Em pleno período eleitoral, a tramitação do recurso representa um risco aos ex-caciques do MDB em Sergipe, os irmãos Fábio e Sérgio Reis.
Ocorre que o inquérito concluído pela Polícia Federal apontou que o primeiro foi beneficiado pelo esquema envolvendo Marleide Cristina, enquanto que o segundo teria feito parte da operacionalização, escalando o publicitário Cícero Mendes, também investigado.

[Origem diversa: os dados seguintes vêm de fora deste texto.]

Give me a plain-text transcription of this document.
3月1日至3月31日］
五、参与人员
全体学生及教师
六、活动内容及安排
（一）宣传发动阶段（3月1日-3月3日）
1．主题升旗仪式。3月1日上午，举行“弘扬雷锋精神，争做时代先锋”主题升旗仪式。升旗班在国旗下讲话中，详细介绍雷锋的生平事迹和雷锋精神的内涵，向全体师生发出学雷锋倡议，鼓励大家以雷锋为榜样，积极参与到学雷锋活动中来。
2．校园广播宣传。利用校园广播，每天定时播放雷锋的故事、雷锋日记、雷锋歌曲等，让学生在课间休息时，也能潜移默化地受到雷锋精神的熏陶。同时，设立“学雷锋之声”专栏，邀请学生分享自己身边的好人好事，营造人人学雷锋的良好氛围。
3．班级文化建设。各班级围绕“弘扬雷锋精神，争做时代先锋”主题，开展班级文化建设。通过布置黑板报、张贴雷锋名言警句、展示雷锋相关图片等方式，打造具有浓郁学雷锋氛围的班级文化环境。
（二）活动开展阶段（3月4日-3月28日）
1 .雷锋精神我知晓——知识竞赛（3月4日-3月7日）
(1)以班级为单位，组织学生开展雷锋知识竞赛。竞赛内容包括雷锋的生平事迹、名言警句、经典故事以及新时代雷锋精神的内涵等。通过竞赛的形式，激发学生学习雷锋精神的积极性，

Na decisão, assinada pelo juiz relator Leonardo Souza Santana Almeida, os irmãos foram citados 12 vezes. Numa delas, o magistrado cita conclusões do inquérito, dando destaque ao parlamentar lagartense: “todos os entrevistados admitiram ter trabalho na campanha da Prestadora, (…) e a maioria reconheceu ter trabalhado para o Sr. Fábio Reis, candidato ao cargo de Deputado Federal”.
E conclui: “a candidatura da Sra. Marleide teve tão somente a finalidade de desviar ainda mais recursos para as campanhas dos ‘cabeças’ partidários, que foram nominadamente apontados na investigação: Fábio Reis, (…)”.
Condenada à devolução de R$ 468,8 mil em abril do ano passado, a ex-candidata à Assembleia Legislativa de Sergipe (ALESE) Marleide Cristina, recorreu ao Tribunal Superior Eleitoral (TSE) com intuito de reverter a decisão unânime do Tribunal Regional Eleitoral (TRE).

O acórdão, no âmbito eleitoral, reprovou (no termo técnico) as contas da candidata e a reconheceu como ‘laranja’ nas eleições de 2018. Se a decisão for mantida pelo TSE, uma investigação criminal deverá ter seguimento, atingindo políticos com foro privilegiado.
O recurso de Marleide foi distribuído no tribunal em outubro do ano passado e estava aguardando parecer da procuradoria, que foi enviado em 10 de junho último.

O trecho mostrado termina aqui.